Well, Red Riding got the moustaches right, as well as all the other period detailing. But the goings on portrayed as regular activities of the local Bobby, shooting up bars with MP5 submachine guns, having Wild West shoot-outs in the station basement, "extraordinary renditions" of troublesome journalists to Chilean style work-outs for days on end at a warehouse...are utterly and ridiculously over the top. Can anyone name a single case of incidents such as these on record? Deaths in custody. Yes. Beatings and even murder of suspects, yes. But running around doing "deals" with submachine guns like Snake Plisskin in LA, give us a break! As for the much prior vaunted "atmosphere" created in these films, all it amounted to was the digital equivalent of a tobacco-filter giving everything a sepia tint. Comically crass. Almost like the workmanship of that satirical movie-director character created by Benny Hill.

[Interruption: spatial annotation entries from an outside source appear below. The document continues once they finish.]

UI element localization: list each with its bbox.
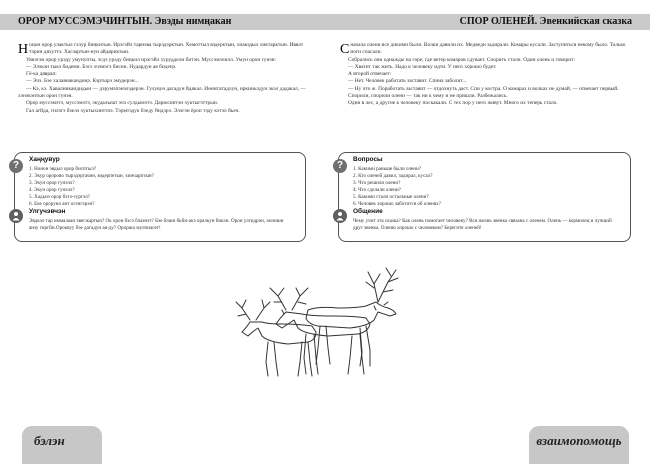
question-mark-icon: ? <box>333 159 347 173</box>
right-task-title: Общение <box>353 208 383 215</box>
right-questions-box <box>338 152 631 242</box>
right-paragraph: Одни в лес, а другие к человеку поскакали. С тех пор у него живут. Много их теперь стало. <box>348 100 558 107</box>
list-item: 6. Человек хорошо заботится об оленях? <box>353 200 441 207</box>
left-paragraph: оңон орор улактыл гэлур биңкитын. Ирэгэйл тарнэва тырэдэрктын. Хемоттыл вэдерктын, хиакэдыл хиктарктын. Иввэт тэрин дяхуттэ. Хаглартын-нун айдяриктын. <box>29 42 304 56</box>
right-paragraph: А второй отвечает: <box>348 71 392 78</box>
person-icon <box>333 209 347 223</box>
right-paragraph: — Нет. Человек работать заставит. Спина заболит... <box>348 78 467 85</box>
list-item: 5. Какими стали остальные олени? <box>353 193 429 200</box>
left-paragraph: — Элэкэн тыкэ бидеми. Бэсэ эчэмэгэ бисни. Нудардун ая бидеңэ. <box>26 63 177 70</box>
left-paragraph: Гё-ка дяврап: <box>26 71 57 78</box>
reindeer-illustration <box>228 262 428 382</box>
right-questions-list <box>353 166 441 207</box>
list-item: 1. Нонон эвдыл орор бисптыл? <box>29 166 97 172</box>
left-paragraph: — Кэ, кэ. Хавалникандидын — дэрумэпэнэлэдерэн. Гулувун дагадун йдякал. Иөнитатадлун, нркиньлдун экэл дадакал, — хэнэкэнтын орон гунэн. <box>18 85 306 100</box>
left-dropcap: Н <box>18 42 29 57</box>
list-item: 3. Что решили олени? <box>353 179 401 186</box>
right-paragraph: — Ну что ж. Поработать заставит — отдохнуть даст. Спи у костра. О комарах и волках не думай, — отвечает первый. <box>348 85 619 92</box>
list-item: 2. Экур оророво тырэдэргачин, вэдерпетын, хинчарптын? <box>29 172 154 179</box>
left-questions-title: Хаңңувур <box>29 156 60 163</box>
list-item: 3. Экун орор гунэлл? <box>29 179 75 186</box>
right-paragraph: начала олени все дикими были. Волки давили их. Медведи задирали. Комары кусали. Заступиться некому было. Только ноги спасали. <box>350 42 626 56</box>
left-paragraph: Уянэгэн орор урэду умунупты, эгдэ урэду биңкил ирэгэйл хуруддели битэн. Муссэмэчилл. Умун орон гунэн: <box>26 56 277 63</box>
right-page-title: СПОР ОЛЕНЕЙ. Эвенкийская сказка <box>325 14 650 30</box>
left-paragraph: — Эчэ. Бэе халавнакандиңэ. Кэртырэ эмудерэн... <box>26 78 139 85</box>
left-page-title: ОРОР МУССЭМЭЧИНТЫН. Эвэды нимңакан <box>0 14 325 30</box>
list-item: 6. Еке ороруно ант огэнгэрэн? <box>29 200 95 207</box>
person-icon <box>9 209 23 223</box>
left-questions-box <box>14 152 306 242</box>
question-mark-icon: ? <box>9 159 23 173</box>
right-paragraph: Спорили, спорили олени — так ни к чему и не пришли. Разбежались. <box>348 93 508 100</box>
list-item: 1. Какими раньше были олени? <box>353 166 421 172</box>
left-footer-label: бэлэн <box>22 426 102 464</box>
list-item: 5. Хадьнэ орор бэтэ-сургэл? <box>29 193 90 200</box>
right-questions-title: Вопросы <box>353 156 383 163</box>
right-page <box>325 0 650 464</box>
right-footer-label: взаимопомощь <box>529 426 629 464</box>
left-story-text <box>18 42 308 115</box>
right-paragraph: Собрались они однажды на горе, где ветер комаров сдувает. Спорить стали. Один олень и говорит: <box>348 56 575 63</box>
left-task-title: Улгучэвчэн <box>29 208 66 215</box>
left-paragraph: Гал агйда, гилэгэ бэелэ хуктыхинтэчэ. Тэрмтэдук бэеду йндэрэ. Элэгэн ёроп тэду кэтэл бъеч. <box>26 107 240 114</box>
left-questions-list <box>29 166 154 207</box>
left-task-text: Эвдкэл тар иммалаан эвегжартын? Ок орон бэсэ блазнэт? Бэе йэшн бкйн-акэ оралкун бикэн. Орон улгидрон, эмэншн анзу гиргйн.Ороквуу бэе дагадун ая-ду? Ороршо мулпнасет! <box>29 218 284 231</box>
list-item: 2. Кто оленей давил, задирал, кусал? <box>353 172 433 179</box>
right-paragraph: — Хватит так жить. Надо к человеку идти. У него хорошо будет. <box>348 63 497 70</box>
list-item: 4. Что сделали олени? <box>353 186 401 193</box>
right-story-text <box>340 42 630 108</box>
right-task-text: Чему учит эта сказка? Как олень помогает человеку? Вся жизнь эвенка связана с оленем. Олень — кормилец и лучший друг эвенка. Оленю хорошо с человеком? Берегите оленей! <box>353 218 612 231</box>
list-item: 4. Экун орор гунэлл? <box>29 186 75 193</box>
left-paragraph: Орор муссэмэтэ, муссэмэтэ, экудальнат эчэ сулдымэтэ. Дарюсинтэн хуктыгэттрын. <box>26 100 219 107</box>
right-dropcap: С <box>340 42 350 57</box>
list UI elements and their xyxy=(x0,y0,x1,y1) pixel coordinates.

The first episode had, in effect, no plot whatsoever. OK, Mr Big is linked to a serial killer and protected by the police who keep beating up the journalist who tries to expose the truth. So far, so simple, so cliché. So trite. Then in Part two The Names start to roll. The cast list of named characters continues to roll throughout part three. If you cannot keep up with this continual "he said, she said, he would, she would, the other said, his son and his daughters boyfriend" ...and I certainly couldn't...then you have no chance trying to make head nor tail of whats happening. Except The Cops Are BAD! Thats all it amounts to. Then at the end of part three we learn that, surprise, surprise, its everyones favourite candidate for local nonce that did it! Why should understanding a movie depend on the viewers ( I stress "viewers" ) ability to remember great lists of names and correctly attach them to characters glimpsed briefly in fleeting earlier scenes. Heres a clue to the director, its supposed to be a MOVIE, or TELEVISION, NOT a book or a radio play.

All in all, I was massively disappointed. The preceding hype for this series of films can only have exacerbated that. When one is persuaded to spend six hours of ones precious time on something, one feels cheated when it turns out to be such dross.

I think that young actor who, in the trailer, pompously boasts that "...if it had been an ordinary cop show I would not have taken part in it" will, I fear, live to regret that statement.

I would have awarded the series one point out of ten, but for its at least serving the purpose of showing the British police in a dim light ( quite literally ), which certainly constitutes something in its credit. Hence my awarding it "4".

Postscript.Before anyone cries "foul", we saw no submachine guns...no we didn't SEE them, but remember the scene when the weapons used in the attack on the bar are enumerated. Two of the guns used, it was revealed, had been MP fives.